Infrastructure & Hosting
Google Cloud Platform (EU) – hosting, databases, storage
Microsoft Azure (EU) – hosting, compute, storage
Amazon Web Services (EU) – hosting, backups
Communication & Productivity
Slack (US/EU) – team communication
Google Workspace (EU/US) – email, docs, file storage
Microsoft 365 (EU/US) – email, productivity
Payments
Stripe (EU/US) – payment processing
PayPal (EU/US) – payment processing
Apple Pay / Google Pay (EU/US) – payment initiation
Email & Marketing
SendGrid (US) – transactional emails
Mailchimp (US) – newsletters, marketing
HubSpot (US/EU) – CRM & marketing automation
Forms & Surveys
Jotform (EU/US) – forms, surveys
Typeform (Spain/EU) – forms, surveys
Paperform (Australia) – forms, surveys
Analytics & Tracking
Google Analytics (EU/US) – website analytics (consent-based, IP anonymized)
Hotjar (Malta/EU) – behavior analytics
AI & Automation
OpenAI (US) – language model API, text processing
Make.com (EU/US) – automation & integrations
Vapi (US) – AI voice & conversational processing
Zapier (US) – automation & integrations
Maps & Location
Google Maps (EU/US) – maps & location lookup
Website & App Tools
Framer (EU/US) – website hosting & forms
Glide (US/EU) – app platform
Social Media & Advertising
Meta (Facebook, Instagram) (US/EU) – social media ads, analytics
LinkedIn (Microsoft) (US/EU) – social media ads, analytics
TikTok (Global/US/EU) – social media ads, analytics
X (Twitter) (US) – social media ads, analytics
YouTube (Google) (EU/US) – ads, analytics, embeds
Recruitment & HR Tools
Join.com (EU/Germany) – job applications & recruitment platform
Xing (EU/Germany) – recruitment & professional networking
7. International Data Transfers
Data is primarily processed within the EU/EEA.

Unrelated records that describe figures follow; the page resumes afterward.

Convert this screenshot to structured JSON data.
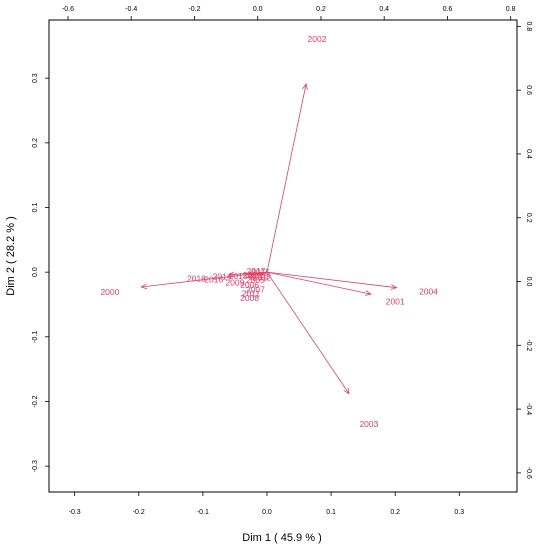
{
  "chart_data": {
    "type": "scatter",
    "title": "",
    "xlabel": "Dim 1  ( 45.9  % )",
    "ylabel": "Dim 2  ( 28.2  % )",
    "xlim": [
      -0.34,
      0.39
    ],
    "ylim": [
      -0.34,
      0.39
    ],
    "x_ticks": [
      "-0.3",
      "-0.2",
      "-0.1",
      "0.0",
      "0.1",
      "0.2",
      "0.3"
    ],
    "y_ticks": [
      "-0.3",
      "-0.2",
      "-0.1",
      "0.0",
      "0.1",
      "0.2",
      "0.3"
    ],
    "top_axis": {
      "lim": [
        -0.66,
        0.82
      ],
      "ticks": [
        "-0.6",
        "-0.4",
        "-0.2",
        "0.0",
        "0.2",
        "0.4",
        "0.6",
        "0.8"
      ]
    },
    "right_axis": {
      "lim": [
        -0.66,
        0.82
      ],
      "ticks": [
        "-0.6",
        "-0.4",
        "-0.2",
        "0.0",
        "0.2",
        "0.4",
        "0.6",
        "0.8"
      ]
    },
    "grid": false,
    "color": "#e0406a",
    "points": [
      {
        "label": "2000",
        "x": -0.245,
        "y": -0.031
      },
      {
        "label": "2001",
        "x": 0.2,
        "y": -0.045
      },
      {
        "label": "2002",
        "x": 0.078,
        "y": 0.361
      },
      {
        "label": "2003",
        "x": 0.159,
        "y": -0.235
      },
      {
        "label": "2004",
        "x": 0.252,
        "y": -0.03
      },
      {
        "label": "2005",
        "x": -0.018,
        "y": -0.012
      },
      {
        "label": "2006",
        "x": -0.027,
        "y": -0.02
      },
      {
        "label": "2007",
        "x": -0.018,
        "y": -0.027
      },
      {
        "label": "2008",
        "x": -0.027,
        "y": -0.04
      },
      {
        "label": "2009",
        "x": -0.05,
        "y": -0.016
      },
      {
        "label": "2010",
        "x": -0.023,
        "y": -0.004
      },
      {
        "label": "2011",
        "x": -0.025,
        "y": -0.033
      },
      {
        "label": "2012",
        "x": -0.008,
        "y": -0.008
      },
      {
        "label": "2013",
        "x": -0.045,
        "y": -0.006
      },
      {
        "label": "2014",
        "x": -0.07,
        "y": -0.007
      },
      {
        "label": "2015",
        "x": -0.01,
        "y": 0.0
      },
      {
        "label": "2016",
        "x": -0.083,
        "y": -0.011
      },
      {
        "label": "2017",
        "x": -0.017,
        "y": 0.002
      },
      {
        "label": "2018",
        "x": -0.11,
        "y": -0.01
      },
      {
        "label": "2019",
        "x": -0.012,
        "y": -0.007
      }
    ],
    "arrows": [
      {
        "label": "2000",
        "x": -0.196,
        "y": -0.023
      },
      {
        "label": "2001",
        "x": 0.162,
        "y": -0.034
      },
      {
        "label": "2002",
        "x": 0.061,
        "y": 0.291
      },
      {
        "label": "2003",
        "x": 0.128,
        "y": -0.188
      },
      {
        "label": "2004",
        "x": 0.202,
        "y": -0.024
      },
      {
        "label": "2005",
        "x": -0.012,
        "y": -0.006
      },
      {
        "label": "2009",
        "x": -0.03,
        "y": -0.008
      },
      {
        "label": "2013",
        "x": -0.03,
        "y": -0.003
      },
      {
        "label": "2018",
        "x": -0.06,
        "y": -0.004
      }
    ]
  }
}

Where transfers to third countries occur, we rely on SCCs and supplementary measures to ensure protection.
8. Retention
Accounts/contracts: duration of service + statutory retention periods
Support requests: usually up to 12 months
Logs: short rotation cycles
Job applications: 6 months (or up to 24 months with consent for talent pool)
Cookies: until withdrawn or expired
9. Your Rights
You have the right to:
Access your data (Art. 15 GDPR)
Rectify inaccuracies (Art. 16 GDPR)
Request erasure (Art. 17 GDPR)
Restrict processing (Art. 18 GDPR)
Data portability (Art. 20 GDPR)
Object to processing, incl. marketing (Art. 21 GDPR)

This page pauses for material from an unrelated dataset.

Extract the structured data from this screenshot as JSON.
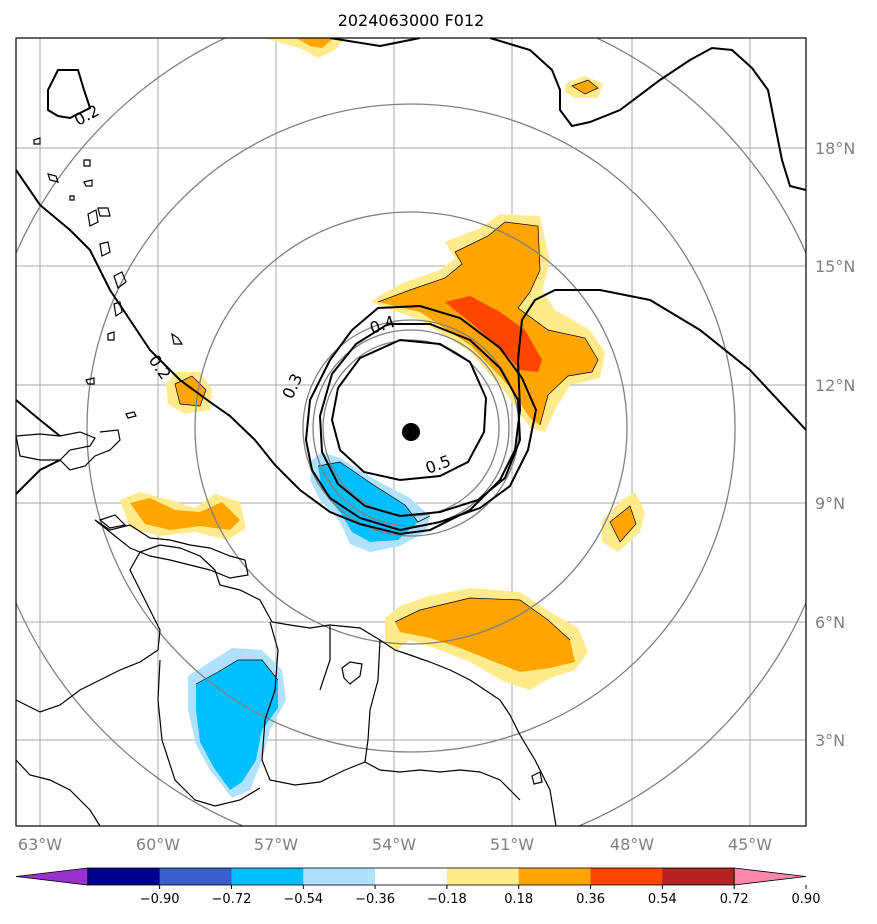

Withdraw consent anytime (Art. 7(3) GDPR)
Lodge a complaint with your local supervisory authority (Art. 77 GDPR)
Contact us at hello@fixfirst.io to exercise your rights.
10. Security
We implement industry-standard measures:
TLS encryption in transit
Encryption at rest
Role-based access controls
Two-factor authentication for admins
Regular backups & GDPR-compliant incident response
11. Communication & Marketing
Contact requests are processed to handle support and service inquiries.
Newsletters are sent only with consent; unsubscribe anytime via the link in each email.
12. Recruitment
Applicant data is used only for recruitment decisions and stored up to 6 months.

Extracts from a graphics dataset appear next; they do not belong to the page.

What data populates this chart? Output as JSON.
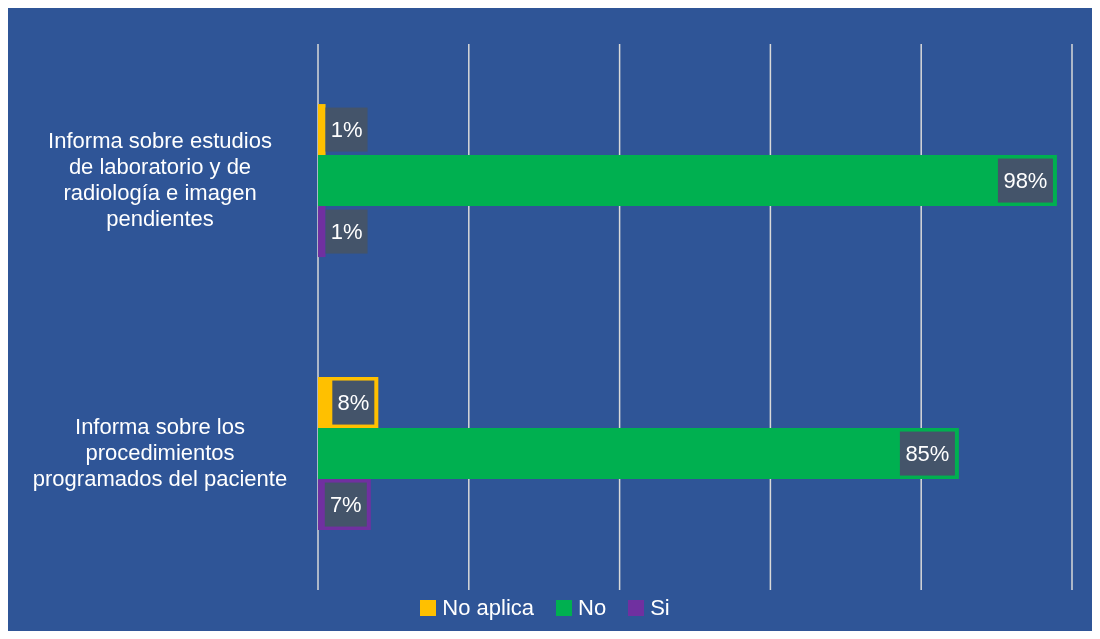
{
  "chart_data": {
    "type": "bar",
    "orientation": "horizontal",
    "categories": [
      "Informa sobre estudios de laboratorio y de radiología e imagen pendientes",
      "Informa sobre los procedimientos programados del paciente"
    ],
    "series": [
      {
        "name": "No aplica",
        "color": "#ffc000",
        "values": [
          1,
          8
        ],
        "value_labels": [
          "1%",
          "8%"
        ]
      },
      {
        "name": "No",
        "color": "#00b050",
        "values": [
          98,
          85
        ],
        "value_labels": [
          "98%",
          "85%"
        ]
      },
      {
        "name": "Si",
        "color": "#7030a0",
        "values": [
          1,
          7
        ],
        "value_labels": [
          "1%",
          "7%"
        ]
      }
    ],
    "xlim": [
      0,
      100
    ],
    "xticks": [
      {
        "value": 0,
        "label": null
      },
      {
        "value": 20,
        "label": null
      },
      {
        "value": 40,
        "label": null
      },
      {
        "value": 60,
        "label": null
      },
      {
        "value": 80,
        "label": null
      },
      {
        "value": 100,
        "label": null
      }
    ],
    "grid": "x",
    "legend": "bottom",
    "tick_labels": "y"
  }
}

With explicit consent, we may store applications in a talent pool for up to 24 months.
Recruitment data may also be processed via Join.com and Xing, which act as service providers in this context.
13. Program-specific Notices
For certain programs or partnerships (e.g. voucher schemes), additional privacy notices may apply. These will be provided as addenda.
14. Changes
We may update this Privacy Policy when necessary.
Significant changes will be communicated via email or through our platform.